24Il matrimonio dovrebbe essere una delle esperienze più belle nella vita di una persona. Soprattutto per una donna, una ragazza, che si appresta a condividere un giorno così emozionante con la sua famiglia e con il suo futuro marito.
Questo è quello che si aspetta fin dall’inizio di questo film la protagonista, la diciottenne israeliana Shira (Hadas Yaron), fglia di una famiglia ebrea ortodossa di Tel Aviv, che si appresta a celebrare le nozze con il suo fidanzato di pari estrazione sociale e suo coetaneo. Ma nel giorno del Purim, una festività ebraica, la sorella Esther muore di parto, lasciando soli il piccolo nascituro e suo marito Yohai (Yiftach Klein).
Il giovane vedovo, potrebbe risposarsi con una donna belga, ma questo significherebbe per Shira e per la sua famiglia, non vedere più il proprio nipote. A meno che la giovane ragazza non decida di annullare tutti i suoi sogni futuri, per prendersi una responsabilità, molto più grande di lei.
Tradizioni ebraiche, matrimonio, e la scelta della giovane Shira sono i temi principali che fanno da sfondo a questo emozionante film della regista newyorkese Rama Burshtein, suo lavoro d’esordio.
Seppur la durata è solo di 90 minuti, “La sposa promessa” riesce in due intenti principali : il primo è quello di risaltare la bellissima prova della protagonista, Shira, che per la sua interpretazione alla 69a mostra del cinema di Venezia si è aggiudicata (e possiamo dire meritatamente) la Coppa Volpi come miglior interpretazione femminile.
In secondo luogo, la cosa meglio riuscita di questo lungometraggio è il senso di angoscia e di agitazione che la ragazza portando dentro di sè per la decisione che si appresta a prendere, da a tutto il film e anche a noi spettatori, che a proiezione terminata siamo forse più in ansia di lei.

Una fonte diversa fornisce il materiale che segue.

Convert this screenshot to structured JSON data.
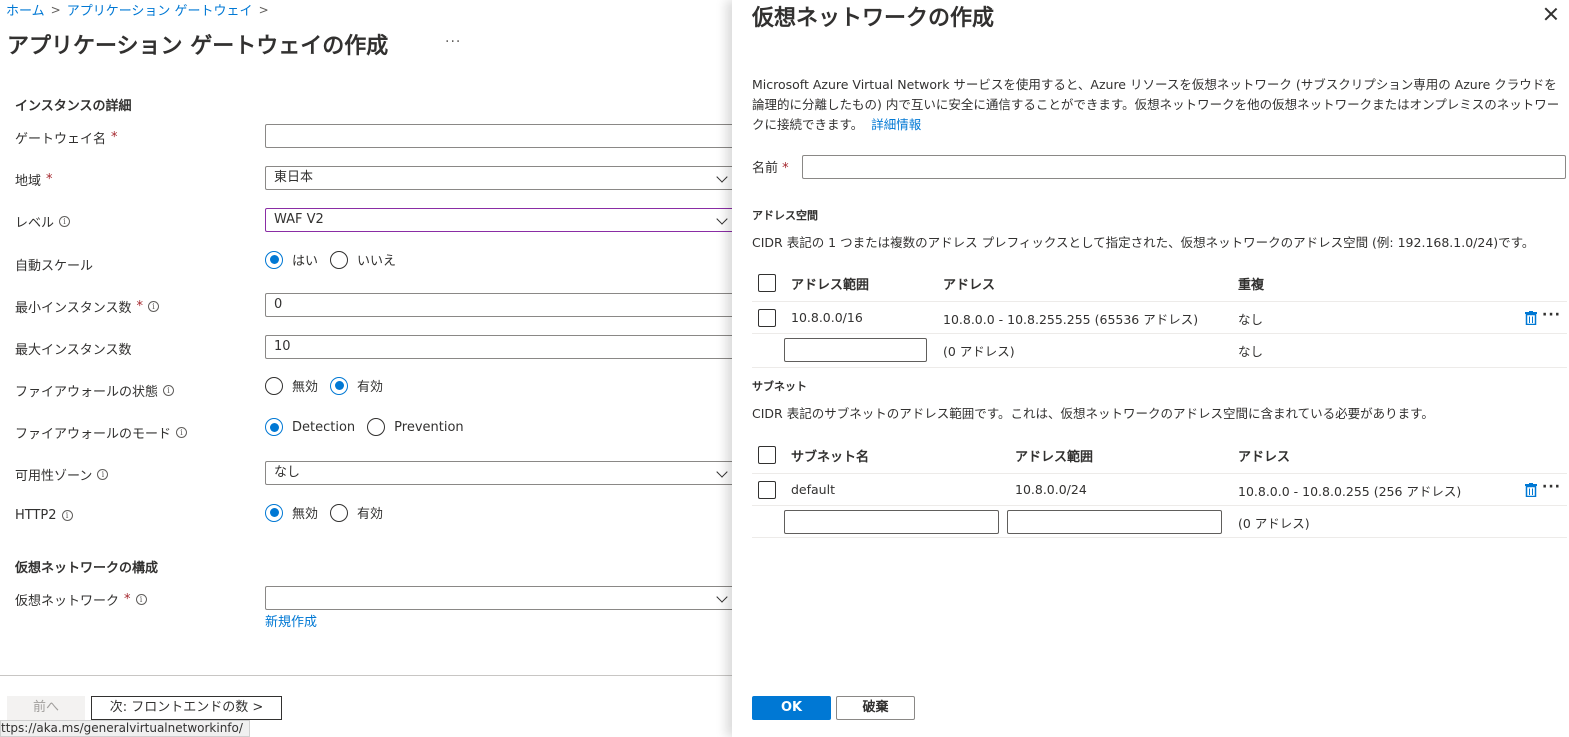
{
  "breadcrumb": {
    "home": "ホーム",
    "sep": ">",
    "item": "アプリケーション ゲートウェイ"
  },
  "page": {
    "title": "アプリケーション ゲートウェイの作成",
    "more": "···"
  },
  "instance": {
    "heading": "インスタンスの詳細",
    "gateway_name_label": "ゲートウェイ名",
    "gateway_name_value": "",
    "region_label": "地域",
    "region_value": "東日本",
    "tier_label": "レベル",
    "tier_value": "WAF V2",
    "autoscale_label": "自動スケール",
    "autoscale_yes": "はい",
    "autoscale_no": "いいえ",
    "min_label": "最小インスタンス数",
    "min_value": "0",
    "max_label": "最大インスタンス数",
    "max_value": "10",
    "fw_status_label": "ファイアウォールの状態",
    "fw_status_off": "無効",
    "fw_status_on": "有効",
    "fw_mode_label": "ファイアウォールのモード",
    "fw_mode_detection": "Detection",
    "fw_mode_prevention": "Prevention",
    "zone_label": "可用性ゾーン",
    "zone_value": "なし",
    "http2_label": "HTTP2",
    "http2_off": "無効",
    "http2_on": "有効",
    "required_mark": "*",
    "info_glyph": "i"
  },
  "vnet_config": {
    "heading": "仮想ネットワークの構成",
    "vnet_label": "仮想ネットワーク",
    "vnet_value": "",
    "create_new": "新規作成"
  },
  "footer": {
    "prev": "前へ",
    "next": "次: フロントエンドの数 >",
    "status_url": "ttps://aka.ms/generalvirtualnetworkinfo/"
  },
  "panel": {
    "title": "仮想ネットワークの作成",
    "description": "Microsoft Azure Virtual Network サービスを使用すると、Azure リソースを仮想ネットワーク (サブスクリプション専用の Azure クラウドを論理的に分離したもの) 内で互いに安全に通信することができます。仮想ネットワークを他の仮想ネットワークまたはオンプレミスのネットワークに接続できます。",
    "learn_more": "詳細情報",
    "name_label": "名前",
    "name_value": "",
    "address_space": {
      "heading": "アドレス空間",
      "description": "CIDR 表記の 1 つまたは複数のアドレス プレフィックスとして指定された、仮想ネットワークのアドレス空間 (例: 192.168.1.0/24)です。",
      "columns": [
        "アドレス範囲",
        "アドレス",
        "重複"
      ],
      "rows": [
        {
          "range": "10.8.0.0/16",
          "addresses": "10.8.0.0 - 10.8.255.255 (65536 アドレス)",
          "overlap": "なし"
        }
      ],
      "new_row": {
        "range": "",
        "addresses": "(0 アドレス)",
        "overlap": "なし"
      }
    },
    "subnets": {
      "heading": "サブネット",
      "description": "CIDR 表記のサブネットのアドレス範囲です。これは、仮想ネットワークのアドレス空間に含まれている必要があります。",
      "columns": [
        "サブネット名",
        "アドレス範囲",
        "アドレス"
      ],
      "rows": [
        {
          "name": "default",
          "range": "10.8.0.0/24",
          "addresses": "10.8.0.0 - 10.8.0.255 (256 アドレス)"
        }
      ],
      "new_row": {
        "name": "",
        "range": "",
        "addresses": "(0 アドレス)"
      }
    },
    "ok": "OK",
    "discard": "破棄",
    "more_glyph": "···"
  },
  "colors": {
    "accent": "#0078d4",
    "required": "#a4262c",
    "focus_border": "#8a2da5",
    "trash": "#0078d4"
  },
  "icons": [
    "chevron-down-icon",
    "info-icon",
    "close-icon",
    "trash-icon",
    "more-icon"
  ]
}
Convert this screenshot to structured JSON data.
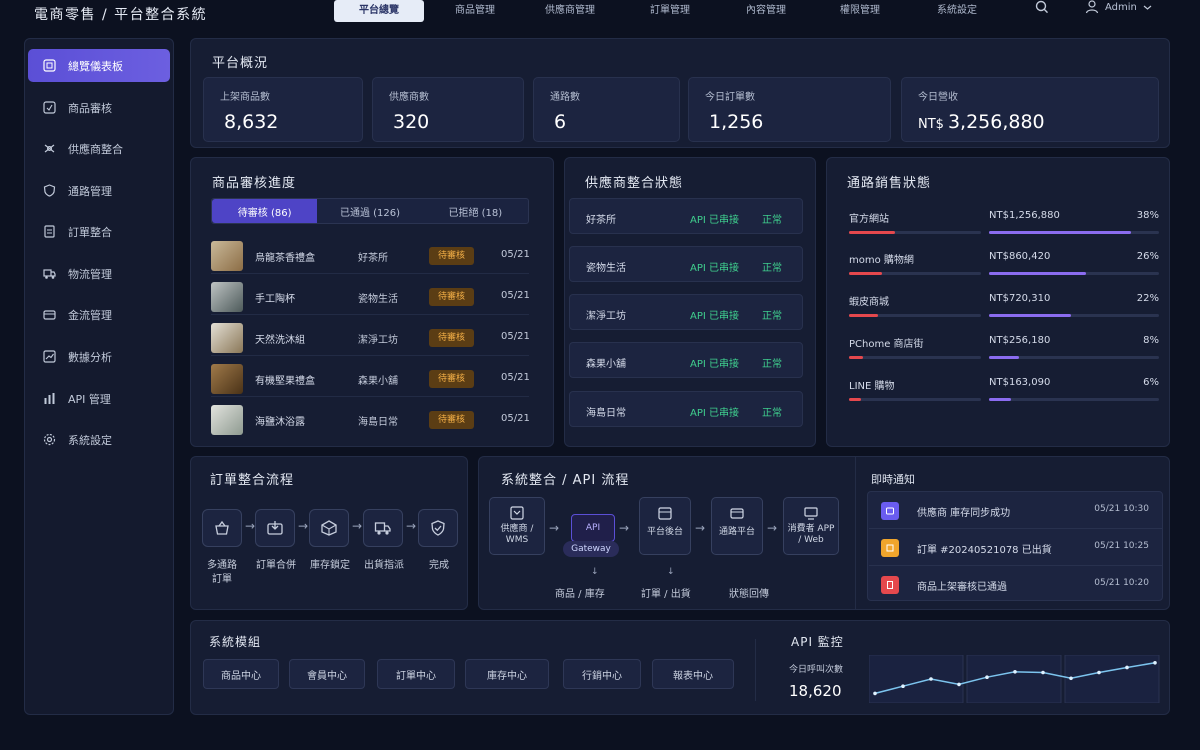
{
  "app": {
    "brand": "電商零售 / 平台整合系統"
  },
  "nav": {
    "items": [
      "平台總覽",
      "商品管理",
      "供應商管理",
      "訂單管理",
      "內容管理",
      "權限管理",
      "系統設定"
    ],
    "user": "Admin"
  },
  "sidebar": {
    "items": [
      "總覽儀表板",
      "商品審核",
      "供應商整合",
      "通路管理",
      "訂單整合",
      "物流管理",
      "金流管理",
      "數據分析",
      "API 管理",
      "系統設定"
    ]
  },
  "overview": {
    "title": "平台概況",
    "stats": [
      {
        "label": "上架商品數",
        "value": "8,632",
        "prefix": ""
      },
      {
        "label": "供應商數",
        "value": "320",
        "prefix": ""
      },
      {
        "label": "通路數",
        "value": "6",
        "prefix": ""
      },
      {
        "label": "今日訂單數",
        "value": "1,256",
        "prefix": ""
      },
      {
        "label": "今日營收",
        "value": "3,256,880",
        "prefix": "NT$"
      }
    ]
  },
  "review": {
    "title": "商品審核進度",
    "tabs": [
      "待審核 (86)",
      "已通過 (126)",
      "已拒絕 (18)"
    ],
    "rows": [
      {
        "name": "烏龍茶香禮盒",
        "supplier": "好茶所",
        "status": "待審核",
        "date": "05/21"
      },
      {
        "name": "手工陶杯",
        "supplier": "瓷物生活",
        "status": "待審核",
        "date": "05/21"
      },
      {
        "name": "天然洗沐組",
        "supplier": "潔淨工坊",
        "status": "待審核",
        "date": "05/21"
      },
      {
        "name": "有機堅果禮盒",
        "supplier": "森果小舖",
        "status": "待審核",
        "date": "05/21"
      },
      {
        "name": "海鹽沐浴露",
        "supplier": "海島日常",
        "status": "待審核",
        "date": "05/21"
      }
    ]
  },
  "suppliers": {
    "title": "供應商整合狀態",
    "rows": [
      {
        "name": "好茶所",
        "api": "API 已串接",
        "status": "正常"
      },
      {
        "name": "瓷物生活",
        "api": "API 已串接",
        "status": "正常"
      },
      {
        "name": "潔淨工坊",
        "api": "API 已串接",
        "status": "正常"
      },
      {
        "name": "森果小舖",
        "api": "API 已串接",
        "status": "正常"
      },
      {
        "name": "海島日常",
        "api": "API 已串接",
        "status": "正常"
      }
    ]
  },
  "channels": {
    "title": "通路銷售狀態",
    "rows": [
      {
        "name": "官方網站",
        "amount": "NT$1,256,880",
        "pct": "38%",
        "share": 0.38
      },
      {
        "name": "momo 購物網",
        "amount": "NT$860,420",
        "pct": "26%",
        "share": 0.26
      },
      {
        "name": "蝦皮商城",
        "amount": "NT$720,310",
        "pct": "22%",
        "share": 0.22
      },
      {
        "name": "PChome 商店街",
        "amount": "NT$256,180",
        "pct": "8%",
        "share": 0.08
      },
      {
        "name": "LINE 購物",
        "amount": "NT$163,090",
        "pct": "6%",
        "share": 0.06
      }
    ]
  },
  "order_flow": {
    "title": "訂單整合流程",
    "steps": [
      "多通路\n訂單",
      "訂單合併",
      "庫存鎖定",
      "出貨指派",
      "完成"
    ]
  },
  "api_flow": {
    "title": "系統整合 / API 流程",
    "nodes": [
      "供應商 / WMS",
      "API",
      "Gateway",
      "平台後台",
      "通路平台",
      "消費者 APP / Web"
    ],
    "sub_labels": [
      "商品 / 庫存",
      "訂單 / 出貨",
      "狀態回傳"
    ]
  },
  "notifications": {
    "title": "即時通知",
    "items": [
      {
        "text": "供應商 庫存同步成功",
        "time": "05/21 10:30",
        "color": "#6a5cf0"
      },
      {
        "text": "訂單 #20240521078 已出貨",
        "time": "05/21 10:25",
        "color": "#f0a52c"
      },
      {
        "text": "商品上架審核已通過",
        "time": "05/21 10:20",
        "color": "#e5484d"
      }
    ]
  },
  "modules": {
    "title": "系統模組",
    "items": [
      "商品中心",
      "會員中心",
      "訂單中心",
      "庫存中心",
      "行銷中心",
      "報表中心"
    ]
  },
  "api_monitor": {
    "title": "API 監控",
    "label": "今日呼叫次數",
    "value": "18,620"
  },
  "chart_data": {
    "type": "line",
    "title": "",
    "x": [
      1,
      2,
      3,
      4,
      5,
      6,
      7,
      8,
      9,
      10,
      11
    ],
    "series": [
      {
        "values": [
          10,
          30,
          50,
          35,
          55,
          70,
          68,
          52,
          68,
          82,
          95
        ]
      }
    ],
    "ylim": [
      0,
      100
    ],
    "grid": true
  },
  "colors": {
    "accent": "#5b4fd6",
    "success": "#3fcf8e",
    "warning": "#f2ae46",
    "channel_bar_low": "#e5484d",
    "channel_bar_share": "#8b6cf0"
  }
}
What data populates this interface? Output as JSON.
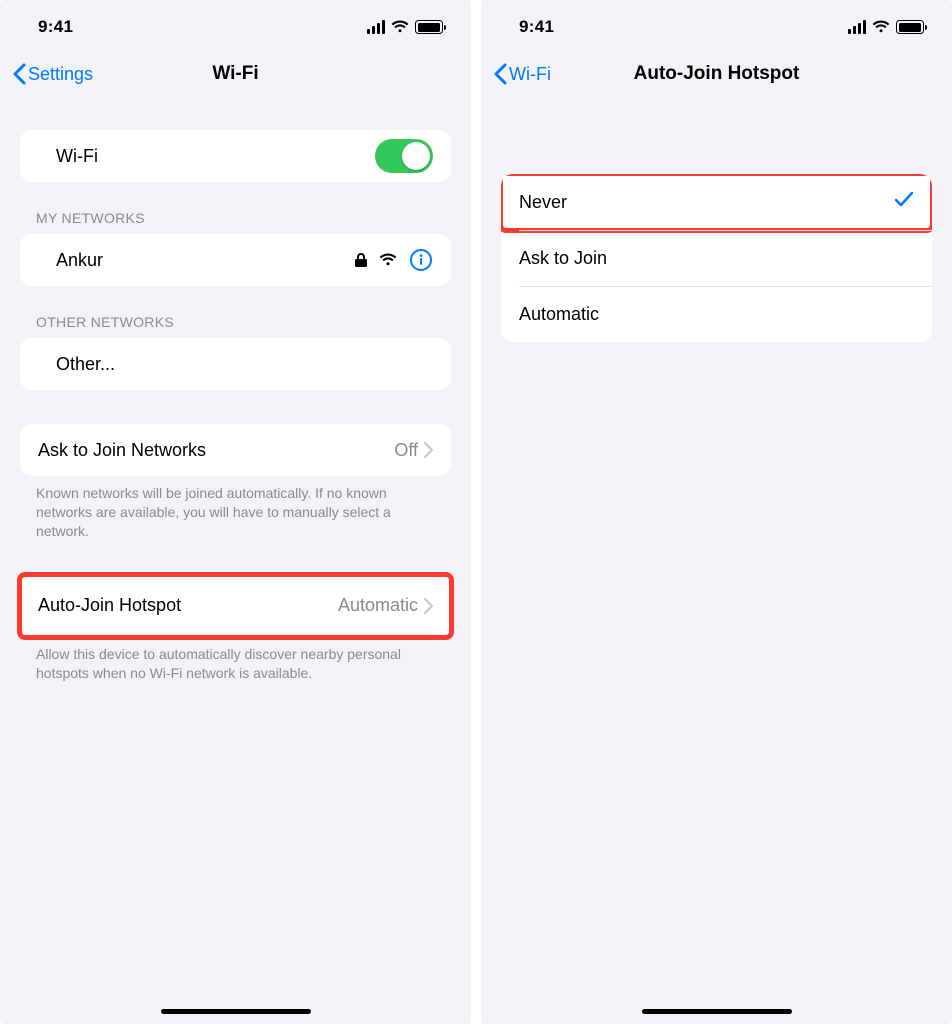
{
  "status": {
    "time": "9:41"
  },
  "left": {
    "nav": {
      "back": "Settings",
      "title": "Wi-Fi"
    },
    "wifi_row": {
      "label": "Wi-Fi"
    },
    "my_networks_header": "MY NETWORKS",
    "network": {
      "name": "Ankur"
    },
    "other_networks_header": "OTHER NETWORKS",
    "other_row": {
      "label": "Other..."
    },
    "ask_row": {
      "label": "Ask to Join Networks",
      "value": "Off"
    },
    "ask_footer": "Known networks will be joined automatically. If no known networks are available, you will have to manually select a network.",
    "hotspot_row": {
      "label": "Auto-Join Hotspot",
      "value": "Automatic"
    },
    "hotspot_footer": "Allow this device to automatically discover nearby personal hotspots when no Wi-Fi network is available."
  },
  "right": {
    "nav": {
      "back": "Wi-Fi",
      "title": "Auto-Join Hotspot"
    },
    "options": [
      {
        "label": "Never",
        "selected": true
      },
      {
        "label": "Ask to Join",
        "selected": false
      },
      {
        "label": "Automatic",
        "selected": false
      }
    ]
  }
}
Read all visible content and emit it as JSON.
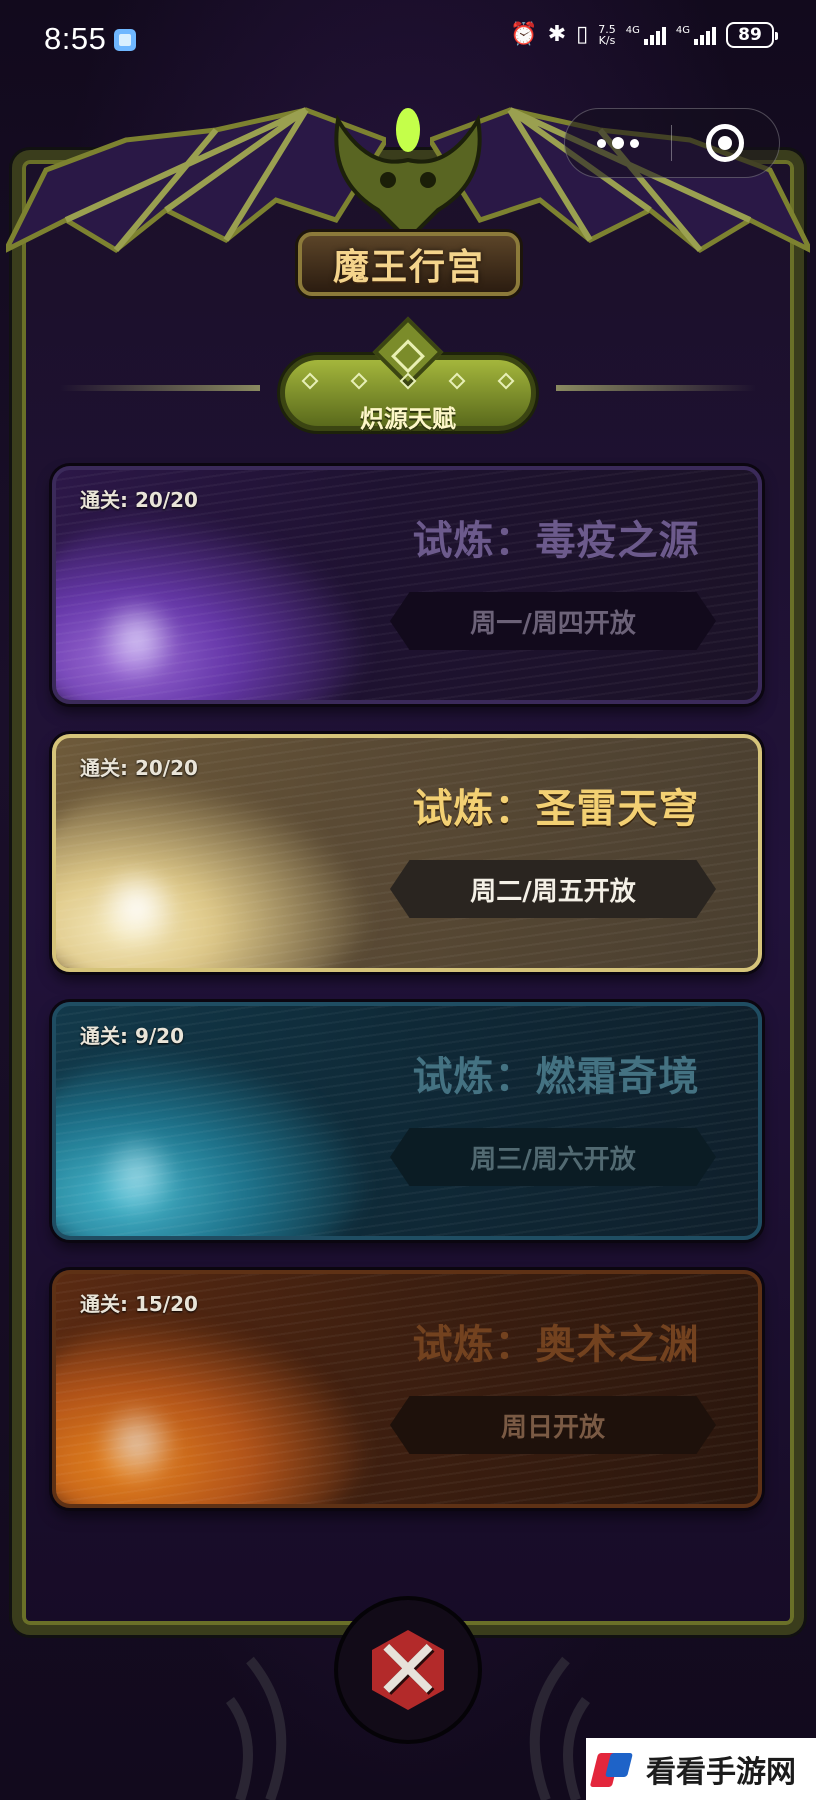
{
  "status_bar": {
    "time": "8:55",
    "net_speed_top": "7.5",
    "net_speed_bottom": "K/s",
    "sim1_label": "4G",
    "sim2_label": "4G",
    "battery": "89",
    "icons": [
      "alarm-icon",
      "bluetooth-icon",
      "vibrate-icon",
      "signal-icon",
      "battery-icon"
    ]
  },
  "header": {
    "title": "魔王行宫",
    "capsule": {
      "more": "more-icon",
      "close": "close-target-icon"
    }
  },
  "talent": {
    "label": "炽源天赋"
  },
  "trials": [
    {
      "clear": "通关: 20/20",
      "name": "试炼：毒疫之源",
      "schedule": "周一/周四开放",
      "color": "#6a3ab0"
    },
    {
      "clear": "通关: 20/20",
      "name": "试炼：圣雷天穹",
      "schedule": "周二/周五开放",
      "color": "#e6d08e"
    },
    {
      "clear": "通关: 9/20",
      "name": "试炼：燃霜奇境",
      "schedule": "周三/周六开放",
      "color": "#1f7790"
    },
    {
      "clear": "通关: 15/20",
      "name": "试炼：奥术之渊",
      "schedule": "周日开放",
      "color": "#b9571a"
    }
  ],
  "footer": {
    "close": "crossed-swords-close-icon"
  },
  "watermark": {
    "text": "看看手游网"
  }
}
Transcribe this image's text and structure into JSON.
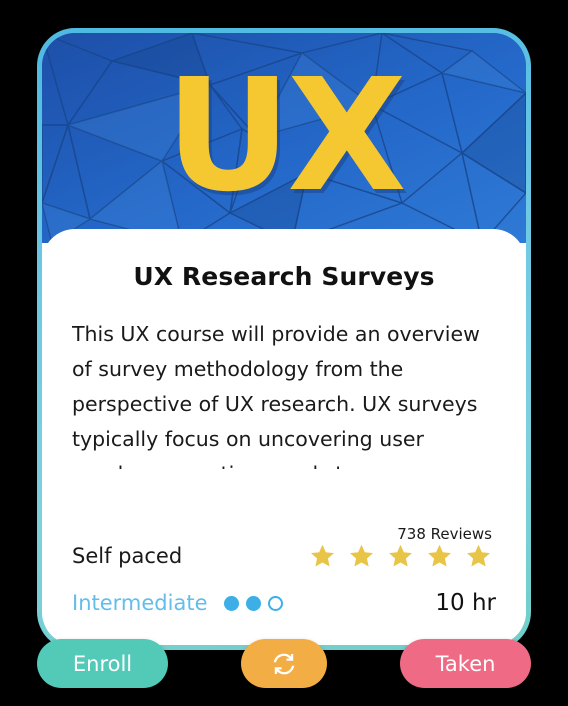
{
  "card": {
    "hero": {
      "logo_text": "UX",
      "icon": "ux-logo-image",
      "bg_color": "#1f5fc0",
      "logo_color": "#f5c832"
    },
    "title": "UX Research Surveys",
    "description": "This UX course will provide an overview of survey methodology from the perspective of UX research. UX surveys typically focus on uncovering user needs, connecting needs to user",
    "reviews": "738 Reviews",
    "rating": {
      "stars_filled": 5,
      "stars_total": 5,
      "star_color": "#e8c547"
    },
    "pace": "Self paced",
    "level": {
      "label": "Intermediate",
      "filled_dots": 2,
      "total_dots": 3,
      "color": "#63bdea"
    },
    "duration": "10 hr",
    "border_color": "#6cc8e4"
  },
  "actions": {
    "enroll": {
      "label": "Enroll",
      "color": "#53c9b8"
    },
    "sync": {
      "label": "",
      "icon": "refresh-sync-icon",
      "color": "#f2ad45"
    },
    "taken": {
      "label": "Taken",
      "color": "#ef6a85"
    }
  }
}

Il tutto è aiutato da scelte di regia ben azzeccate : le musiche, le inquadrature ravvicinate, quasi a voler dare maggiormente questo senso di chiusura e soffocamento che la ragazza vive, in una continua lotta tra il fare ciò che è giusto e ciò che lei vorrebbe. Gli ambienti chiusi in cui poi spesso si radunano molte persone rendono ancora meglio questo senso di mancanza spazio, di aria, di libertà.
In un film dove l’azione è poca e a farla da padrone sono gli sguardi, le inquadrature, i dialoghi, spiccano inoltre le prove degli attori, a partire da quello della già citata Yaron, di suo cognato Yohai e di sua madre Rivka (Irit Sheleg). La pellicola ci mostra molto della cultura di questa popolazione, di questo incontro scontro tra libertà e regole, sia nel matrimonio che fuori ( le unioni possono essere combinate ma i due giovani sposi devono accettare, il copricapo che deve essere portato dalle donne una volta sposate, le celebrazioni delle festività ebraiche durante la storia).
Nonostante qualche momento che fa sorridere, il film è molto coinvolgente, e ha forti toni drammatici e nonostante l’azione sia poca la noia difficilmente può assalire lo spettatore. A condire il tutto poi c’è anche la copertina, l’immagine della giovane sposa Shira, che sembra molto la copertina di un film horror , cosa a cui l’immagine di una giovane sposa non dovrebbe farci pensare. Molto suggestiva.
Il film era stato scelto da Israele nel Settembre 2012 per essere candidato agli Academy Awards come miglior film straniero, non riuscendo però ad arrivare nella cinquina finale.